I am also interested on this Topic, will follow, hope they do a better Job on SPI Interface as with WEC 2013.
With best regards
Thanks @jeremias.tx, that makes sense and looks pretty straightforward. I’m going to use the device tree source code in the toradex_4.14-2.0.x-imx-next branch. Is that branch a good guess to match the Linux colibri-imx7-emmc 4.9.166-2.8.6+gd899927728be kernel which is installed on my iMX7?
The tables on this document show which kernel version goes with which BSP version and such: Build U-Boot and Linux Kernel from Source Code | Toradex Developer Center
@valter.tx and @jeremias.tx I was traveling for a while so was delayed in trying your suggestions. Today I was able to edit the device tree to get access to the spidev driver with regular embedded Linux (Not Torizon), and I was also able to edit the device tree to assign multiple chip select pins to the SPI device. I was then able to open the SPI port using .NET Core and write data to the port.
So I’m all set for now on this topic. I’m going to develop my application using regular Linux rather than Torizon for now because access to SPI is a key requirement for our system. I would like to test SPI with Torizon in the future when you are ready, so please do keep encouraging the Torizon team to add support for it.
One thing that slowed me down a bit is that the tables on Build U-Boot and Linux Kernel from Source Code | Toradex Developer Center are a bit out of date. I’m using image 2.8b6 which isn’t in the table on that page. But by looking at the tag in git for that image I figured out that the branch it came from was toradex_4.9-2.3.x-imx-next, although I don’t think any of the device tree files changed between branch toradex_4.9-2.3.x-imx for image 2.8b5 and branch toradex_4.9-2.3.x-imx-next for image 2.8b6.

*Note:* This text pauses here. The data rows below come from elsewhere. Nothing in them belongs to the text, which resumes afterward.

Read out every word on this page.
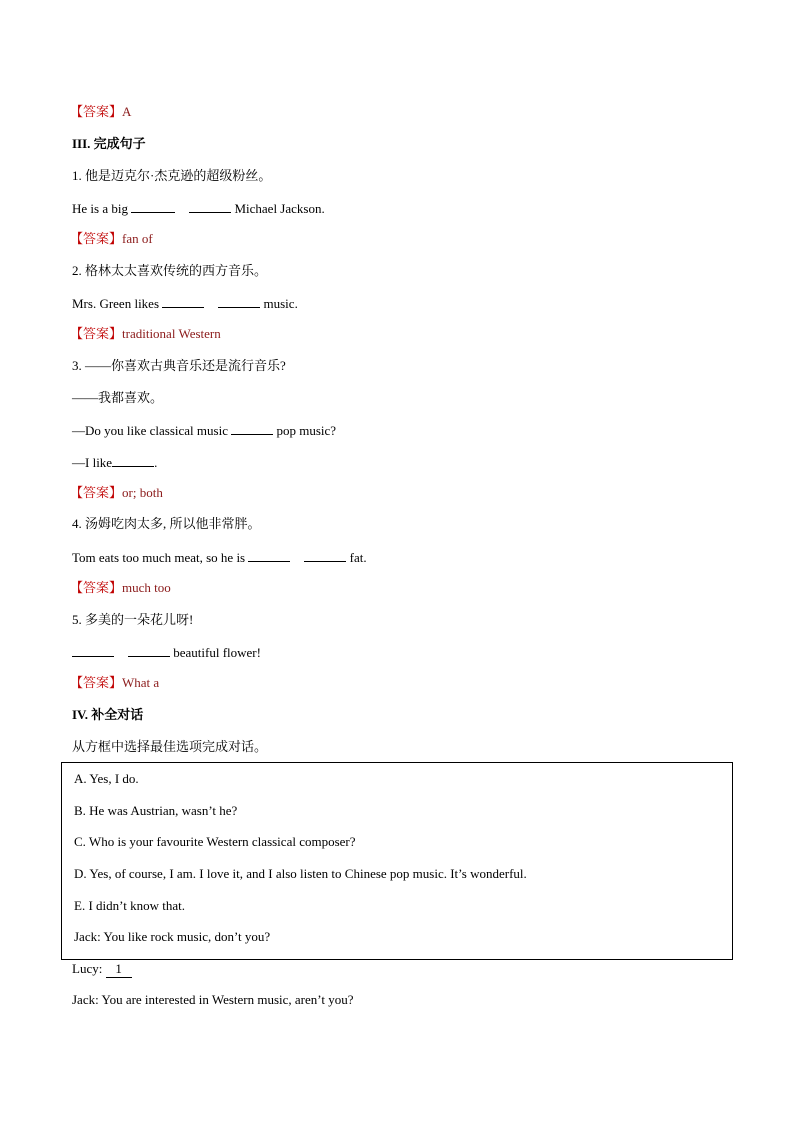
【答案】A
III. 完成句子
1. 他是迈克尔·杰克逊的超级粉丝。
He is a big	Michael Jackson.
【答案】fan of
2. 格林太太喜欢传统的西方音乐。
Mrs. Green likes	music.
【答案】traditional Western
3. ——你喜欢古典音乐还是流行音乐?
——我都喜欢。
—Do you like classical music	pop music?
—I like	.
【答案】or; both
4. 汤姆吃肉太多, 所以他非常胖。
Tom eats too much meat, so he is	fat.
【答案】much too
5. 多美的一朵花儿呀!
beautiful flower!
【答案】What a
IV. 补全对话
从方框中选择最佳选项完成对话。
A. Yes, I do.
B. He was Austrian, wasn’t he?
C. Who is your favourite Western classical composer?
D. Yes, of course, I am. I love it, and I also listen to Chinese pop music. It’s wonderful.
E. I didn’t know that.
Jack: You like rock music, don’t you?
Lucy: 1
Jack: You are interested in Western music, aren’t you?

One other lesson that I learned the hard way is that if I reset the Colibri too quickly after copying the new device tree into /media then the file is discarded and the module boots using the previous device tree. This caused me a bit of head scratching about why my device tree changes were having no effect before I realized what was going on and started to wait for the cache to be flushed before resetting the module. Is there a command that can be used at the prompt to flush cached writes out to flash?
Glad to hear you got SPI going, we’ll make sure to keep you posted on any updates with SPI in Torizon. The issue is in the team’s queue currently.
As for your file writing issue, in linux there is a command line utility called “sync” (sync(8): synchronize data on disk with memory - Linux man page). You should run this after any significant changes to the file system to allow it to “settle”.
The latest nightly builds of Torizon on our continuous integration feeds off of our easy installer should now have the fix that adds spi devices.
Let me know if there are any further issues regarding SPI.
Just confirming that SPI support does work in the newer builds of Torizon in a nice, simple way with no configuration required.